Le 17 mai, procès à Privas : EDF contre lanceurs d’alerte Communiqué du 15 mai 2018

par MAN


Le 17 mai, procès à Privas : EDF contre lanceurs d’alerte EDF devrait renforcer sa sécurité plutôt que d’assigner des lanceurs d’alerte en justice

Le Mouvement pour une Alternative Non-violente soutient les militants de Greenpeace qui se sont introduits dans la centrale nucléaire de Cruas-Meysse pour dénoncer le mensonge sur la sécurité des installations nucléaires.

Dépendance
L’industrie nucléaire française, si elle a réussi à produire de l’électricité, est incapable d’assurer notre indépendance énergétique. Après avoir épuisé les quelques traces d’uranium français en laissant des déchets sur les routes, les parkings et autres endroits publics, elle est totalement dépendante d’un approvisionnement étranger.

Énergie coûteuse
Aucun EPR ne fonctionne, le contribuable français devra débourser quelques centaines de millions d’euros pour l’EPR finlandais qui aurait dû être mis en service en 2009 et ne l’est toujours pas ; l’EPR de Flamanville dont les travaux ont débuté en 1978 n’est toujours pas opérationnel et son existence même est mise en cause. Les surcoûts de construction pour ces deux réacteurs sont exorbitants.

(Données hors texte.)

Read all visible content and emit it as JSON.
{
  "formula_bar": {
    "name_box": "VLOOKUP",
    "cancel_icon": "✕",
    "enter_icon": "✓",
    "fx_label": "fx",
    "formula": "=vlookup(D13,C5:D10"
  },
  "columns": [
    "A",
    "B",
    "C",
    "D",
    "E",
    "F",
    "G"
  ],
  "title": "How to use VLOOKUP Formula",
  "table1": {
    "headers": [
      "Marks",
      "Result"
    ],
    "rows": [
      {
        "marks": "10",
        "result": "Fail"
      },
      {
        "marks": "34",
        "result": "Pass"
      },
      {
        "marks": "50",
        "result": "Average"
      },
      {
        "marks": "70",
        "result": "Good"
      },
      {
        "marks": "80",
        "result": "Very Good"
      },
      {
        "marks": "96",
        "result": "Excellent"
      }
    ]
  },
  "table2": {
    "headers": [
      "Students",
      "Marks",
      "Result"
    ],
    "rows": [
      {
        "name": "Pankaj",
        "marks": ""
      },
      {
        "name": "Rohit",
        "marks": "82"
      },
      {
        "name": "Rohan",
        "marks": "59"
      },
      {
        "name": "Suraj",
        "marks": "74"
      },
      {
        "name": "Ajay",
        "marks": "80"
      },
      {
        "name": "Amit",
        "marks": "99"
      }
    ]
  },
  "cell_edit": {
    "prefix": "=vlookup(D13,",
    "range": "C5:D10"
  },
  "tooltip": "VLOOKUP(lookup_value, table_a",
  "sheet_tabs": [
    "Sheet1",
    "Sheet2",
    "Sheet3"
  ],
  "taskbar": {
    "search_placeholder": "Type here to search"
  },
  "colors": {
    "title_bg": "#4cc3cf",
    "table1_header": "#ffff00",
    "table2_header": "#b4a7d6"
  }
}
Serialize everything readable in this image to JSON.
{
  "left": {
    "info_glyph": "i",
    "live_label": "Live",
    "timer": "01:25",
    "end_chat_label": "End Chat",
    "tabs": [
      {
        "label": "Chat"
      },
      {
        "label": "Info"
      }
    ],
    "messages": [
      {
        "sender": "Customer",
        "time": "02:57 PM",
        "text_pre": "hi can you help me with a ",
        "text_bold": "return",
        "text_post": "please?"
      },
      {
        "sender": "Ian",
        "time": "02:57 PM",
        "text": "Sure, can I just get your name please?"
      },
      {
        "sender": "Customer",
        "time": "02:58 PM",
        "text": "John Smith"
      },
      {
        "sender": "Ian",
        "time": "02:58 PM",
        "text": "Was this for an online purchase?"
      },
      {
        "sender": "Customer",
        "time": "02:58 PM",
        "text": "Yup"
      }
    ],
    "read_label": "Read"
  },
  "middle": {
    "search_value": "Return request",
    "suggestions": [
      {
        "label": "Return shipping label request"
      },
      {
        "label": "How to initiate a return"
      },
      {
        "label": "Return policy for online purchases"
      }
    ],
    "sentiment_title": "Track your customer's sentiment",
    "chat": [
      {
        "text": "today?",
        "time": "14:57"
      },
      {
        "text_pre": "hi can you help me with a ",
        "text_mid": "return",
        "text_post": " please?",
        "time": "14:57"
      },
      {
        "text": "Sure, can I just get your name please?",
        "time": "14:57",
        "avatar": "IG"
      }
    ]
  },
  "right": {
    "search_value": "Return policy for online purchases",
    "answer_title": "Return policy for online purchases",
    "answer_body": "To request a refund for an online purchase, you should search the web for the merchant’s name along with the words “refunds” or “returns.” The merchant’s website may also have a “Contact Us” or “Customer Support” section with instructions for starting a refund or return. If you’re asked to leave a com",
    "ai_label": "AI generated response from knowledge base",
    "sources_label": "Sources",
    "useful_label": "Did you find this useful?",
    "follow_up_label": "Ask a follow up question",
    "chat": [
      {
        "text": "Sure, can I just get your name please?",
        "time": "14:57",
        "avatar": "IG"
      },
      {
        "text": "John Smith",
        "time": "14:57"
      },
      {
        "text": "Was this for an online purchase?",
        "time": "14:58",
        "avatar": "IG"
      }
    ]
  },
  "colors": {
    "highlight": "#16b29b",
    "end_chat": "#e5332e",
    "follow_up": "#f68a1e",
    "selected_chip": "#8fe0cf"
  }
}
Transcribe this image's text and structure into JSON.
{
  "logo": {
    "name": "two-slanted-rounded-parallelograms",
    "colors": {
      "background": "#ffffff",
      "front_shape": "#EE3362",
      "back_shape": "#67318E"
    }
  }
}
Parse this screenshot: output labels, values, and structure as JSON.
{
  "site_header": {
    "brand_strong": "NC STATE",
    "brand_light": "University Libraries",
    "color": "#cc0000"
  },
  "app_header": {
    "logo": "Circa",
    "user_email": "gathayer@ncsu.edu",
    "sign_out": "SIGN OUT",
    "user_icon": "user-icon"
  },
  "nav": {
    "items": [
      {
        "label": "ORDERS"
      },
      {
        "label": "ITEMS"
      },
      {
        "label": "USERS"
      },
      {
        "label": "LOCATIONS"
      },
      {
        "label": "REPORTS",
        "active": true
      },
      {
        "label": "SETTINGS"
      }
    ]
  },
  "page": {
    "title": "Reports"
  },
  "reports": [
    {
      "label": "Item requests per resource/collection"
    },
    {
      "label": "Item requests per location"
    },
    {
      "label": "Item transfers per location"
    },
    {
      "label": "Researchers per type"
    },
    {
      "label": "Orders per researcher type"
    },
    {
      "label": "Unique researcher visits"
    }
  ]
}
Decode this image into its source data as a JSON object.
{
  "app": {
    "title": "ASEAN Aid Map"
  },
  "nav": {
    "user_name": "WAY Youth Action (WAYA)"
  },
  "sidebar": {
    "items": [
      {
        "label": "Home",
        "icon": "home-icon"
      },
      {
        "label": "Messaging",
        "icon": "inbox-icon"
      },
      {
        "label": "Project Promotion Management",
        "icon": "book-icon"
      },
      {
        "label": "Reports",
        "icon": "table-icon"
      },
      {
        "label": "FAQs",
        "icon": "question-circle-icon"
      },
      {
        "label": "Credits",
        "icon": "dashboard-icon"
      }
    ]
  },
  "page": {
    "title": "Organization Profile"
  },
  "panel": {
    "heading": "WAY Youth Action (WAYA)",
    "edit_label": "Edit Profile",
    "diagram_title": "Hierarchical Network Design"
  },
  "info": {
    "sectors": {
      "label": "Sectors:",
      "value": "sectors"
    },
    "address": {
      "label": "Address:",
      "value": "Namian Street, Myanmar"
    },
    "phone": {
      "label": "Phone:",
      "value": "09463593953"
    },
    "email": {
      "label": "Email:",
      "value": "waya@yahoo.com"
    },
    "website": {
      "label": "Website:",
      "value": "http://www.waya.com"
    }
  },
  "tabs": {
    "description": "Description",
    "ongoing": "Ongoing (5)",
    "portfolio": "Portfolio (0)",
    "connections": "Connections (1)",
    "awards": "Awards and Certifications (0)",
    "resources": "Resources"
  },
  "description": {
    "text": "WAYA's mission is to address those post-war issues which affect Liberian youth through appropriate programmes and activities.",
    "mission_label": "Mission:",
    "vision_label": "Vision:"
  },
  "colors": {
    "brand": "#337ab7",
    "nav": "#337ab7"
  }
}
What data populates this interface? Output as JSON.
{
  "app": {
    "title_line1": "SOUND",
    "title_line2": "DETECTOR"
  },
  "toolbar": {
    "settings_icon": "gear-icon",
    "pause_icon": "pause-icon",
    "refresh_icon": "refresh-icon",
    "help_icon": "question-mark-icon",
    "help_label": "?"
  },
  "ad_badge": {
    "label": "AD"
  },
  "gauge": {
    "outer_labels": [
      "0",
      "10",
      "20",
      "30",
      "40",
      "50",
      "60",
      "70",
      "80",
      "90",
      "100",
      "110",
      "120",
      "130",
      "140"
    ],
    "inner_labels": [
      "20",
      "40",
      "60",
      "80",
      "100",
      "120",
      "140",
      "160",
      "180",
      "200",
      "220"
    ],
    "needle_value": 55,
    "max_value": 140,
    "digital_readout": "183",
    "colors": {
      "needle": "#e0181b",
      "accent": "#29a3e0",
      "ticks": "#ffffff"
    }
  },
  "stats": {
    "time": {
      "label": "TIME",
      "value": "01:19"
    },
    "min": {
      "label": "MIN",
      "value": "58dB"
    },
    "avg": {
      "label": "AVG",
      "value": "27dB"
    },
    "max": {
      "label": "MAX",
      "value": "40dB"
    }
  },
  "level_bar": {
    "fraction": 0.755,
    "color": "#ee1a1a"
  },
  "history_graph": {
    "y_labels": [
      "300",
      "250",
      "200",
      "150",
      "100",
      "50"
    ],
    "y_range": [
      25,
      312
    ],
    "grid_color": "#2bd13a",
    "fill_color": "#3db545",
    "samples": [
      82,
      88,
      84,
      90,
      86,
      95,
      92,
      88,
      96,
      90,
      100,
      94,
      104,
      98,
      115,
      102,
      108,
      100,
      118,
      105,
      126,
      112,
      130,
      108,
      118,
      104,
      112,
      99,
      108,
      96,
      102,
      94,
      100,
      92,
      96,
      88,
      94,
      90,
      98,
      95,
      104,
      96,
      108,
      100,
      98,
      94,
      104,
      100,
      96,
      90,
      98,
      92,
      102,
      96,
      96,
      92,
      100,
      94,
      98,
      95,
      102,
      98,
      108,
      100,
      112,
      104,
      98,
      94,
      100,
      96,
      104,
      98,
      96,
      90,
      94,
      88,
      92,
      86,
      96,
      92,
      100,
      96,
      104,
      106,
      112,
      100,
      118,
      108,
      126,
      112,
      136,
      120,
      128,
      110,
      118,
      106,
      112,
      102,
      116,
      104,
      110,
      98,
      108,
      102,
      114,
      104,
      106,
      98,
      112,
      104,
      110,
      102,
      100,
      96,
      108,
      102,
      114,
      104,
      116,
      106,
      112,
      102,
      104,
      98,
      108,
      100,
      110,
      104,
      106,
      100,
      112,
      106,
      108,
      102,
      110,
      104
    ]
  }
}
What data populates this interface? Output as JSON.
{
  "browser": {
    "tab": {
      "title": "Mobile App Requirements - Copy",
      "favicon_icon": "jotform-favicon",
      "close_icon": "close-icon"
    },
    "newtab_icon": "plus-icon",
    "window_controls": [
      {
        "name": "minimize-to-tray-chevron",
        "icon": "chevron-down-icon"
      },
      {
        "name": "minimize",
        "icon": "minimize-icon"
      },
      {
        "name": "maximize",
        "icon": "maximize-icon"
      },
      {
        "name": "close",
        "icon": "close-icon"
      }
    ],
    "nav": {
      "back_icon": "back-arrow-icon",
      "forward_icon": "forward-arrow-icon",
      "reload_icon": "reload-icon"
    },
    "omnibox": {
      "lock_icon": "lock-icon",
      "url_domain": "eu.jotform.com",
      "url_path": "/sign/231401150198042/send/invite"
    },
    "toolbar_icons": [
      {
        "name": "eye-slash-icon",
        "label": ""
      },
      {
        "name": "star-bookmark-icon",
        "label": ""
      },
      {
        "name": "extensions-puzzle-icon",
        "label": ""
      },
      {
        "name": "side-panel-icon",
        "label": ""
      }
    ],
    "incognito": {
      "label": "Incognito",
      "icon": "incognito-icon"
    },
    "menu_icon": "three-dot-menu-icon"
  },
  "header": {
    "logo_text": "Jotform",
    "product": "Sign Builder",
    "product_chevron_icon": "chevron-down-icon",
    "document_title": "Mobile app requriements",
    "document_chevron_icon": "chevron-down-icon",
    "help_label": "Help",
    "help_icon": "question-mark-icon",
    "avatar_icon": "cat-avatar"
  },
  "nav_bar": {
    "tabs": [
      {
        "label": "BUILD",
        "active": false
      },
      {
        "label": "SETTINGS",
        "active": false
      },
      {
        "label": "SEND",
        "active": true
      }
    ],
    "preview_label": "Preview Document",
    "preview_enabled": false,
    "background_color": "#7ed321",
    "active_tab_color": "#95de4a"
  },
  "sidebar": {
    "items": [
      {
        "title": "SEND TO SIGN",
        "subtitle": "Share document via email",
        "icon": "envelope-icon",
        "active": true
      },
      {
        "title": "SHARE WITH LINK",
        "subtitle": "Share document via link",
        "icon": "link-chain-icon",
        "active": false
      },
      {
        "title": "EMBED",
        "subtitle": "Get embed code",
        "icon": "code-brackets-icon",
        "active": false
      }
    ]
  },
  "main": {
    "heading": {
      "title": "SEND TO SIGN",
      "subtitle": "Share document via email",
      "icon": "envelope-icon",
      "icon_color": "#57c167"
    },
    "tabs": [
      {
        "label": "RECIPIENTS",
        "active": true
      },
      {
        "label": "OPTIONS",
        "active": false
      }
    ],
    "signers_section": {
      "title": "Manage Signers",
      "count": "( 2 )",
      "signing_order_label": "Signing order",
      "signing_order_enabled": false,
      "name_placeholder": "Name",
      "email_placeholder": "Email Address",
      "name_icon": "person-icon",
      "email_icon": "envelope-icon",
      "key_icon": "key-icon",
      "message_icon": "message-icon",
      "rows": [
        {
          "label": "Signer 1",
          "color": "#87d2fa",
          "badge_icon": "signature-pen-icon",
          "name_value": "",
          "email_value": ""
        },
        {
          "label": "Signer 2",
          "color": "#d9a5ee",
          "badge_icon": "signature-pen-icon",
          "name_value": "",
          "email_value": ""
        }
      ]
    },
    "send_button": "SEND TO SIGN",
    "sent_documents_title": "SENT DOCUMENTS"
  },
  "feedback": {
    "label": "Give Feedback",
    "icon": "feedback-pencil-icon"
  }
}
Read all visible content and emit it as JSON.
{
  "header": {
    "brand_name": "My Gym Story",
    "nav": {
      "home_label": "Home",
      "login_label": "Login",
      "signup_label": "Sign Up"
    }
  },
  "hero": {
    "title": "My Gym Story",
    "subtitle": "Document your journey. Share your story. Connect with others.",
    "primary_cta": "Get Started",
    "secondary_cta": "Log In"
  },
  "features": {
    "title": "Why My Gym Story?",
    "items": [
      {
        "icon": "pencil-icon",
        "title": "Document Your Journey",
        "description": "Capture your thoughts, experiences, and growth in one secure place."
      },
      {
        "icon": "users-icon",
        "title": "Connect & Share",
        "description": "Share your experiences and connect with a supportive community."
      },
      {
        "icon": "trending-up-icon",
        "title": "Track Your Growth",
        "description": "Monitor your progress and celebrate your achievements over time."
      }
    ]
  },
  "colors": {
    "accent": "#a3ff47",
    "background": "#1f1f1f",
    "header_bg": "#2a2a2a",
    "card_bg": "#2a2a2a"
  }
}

Énergie sale et dangereuse
L’énergie nucléaire, est une énergie particulièrement sale de par ses conditions d’extraction, de traitement et de stockage des déchets.
Les différents gouvernements français ont lancé des programmes sans maîtriser les risques et les conséquences de ce choix énergétique. Aux abois, l’Etat avance le projet du site de Bure pour stocker des déchets dangereux pour des centaines de millions d’années.

EDF a beau jurer que toutes les installations productrices sont « sous contrôle », Greenpeace a réussi à s’introduire à plusieurs reprises dans des centrales nucléaires (Cattenom et dernièrement Cruas-Meysse). On peut comprendre que l’État français et EDF, qui ont tout misé sur le nucléaire, soient très fâchés d’être contredits de façon aussi flagrante. EDF a choisi d’assigner en justice des citoyens œuvrant pour le bien commun plutôt que de renforcer la sécurité de ses centrales. Nous nous réjouissons qu’une commission d’enquête parlementaire sur la sûreté et la sécurité des installations nucléaires soit créée. Elle doit travailler de manière indépendante et rendre publiques ses conclusions.

Les militants de Greenpeace ont agi de façon spectaculaire et selon les principes de l’action non-violente. Ils devraient être protégés en tant que lanceurs d’alerte.

Le MAN demande à EDF d’abandonner ses poursuites et à l’Etat français de s’engager dans une véritable transition énergétique. Le Mouvement réitère son soutien aux militants mis en accusation lors du procès du 17 mai à Privas.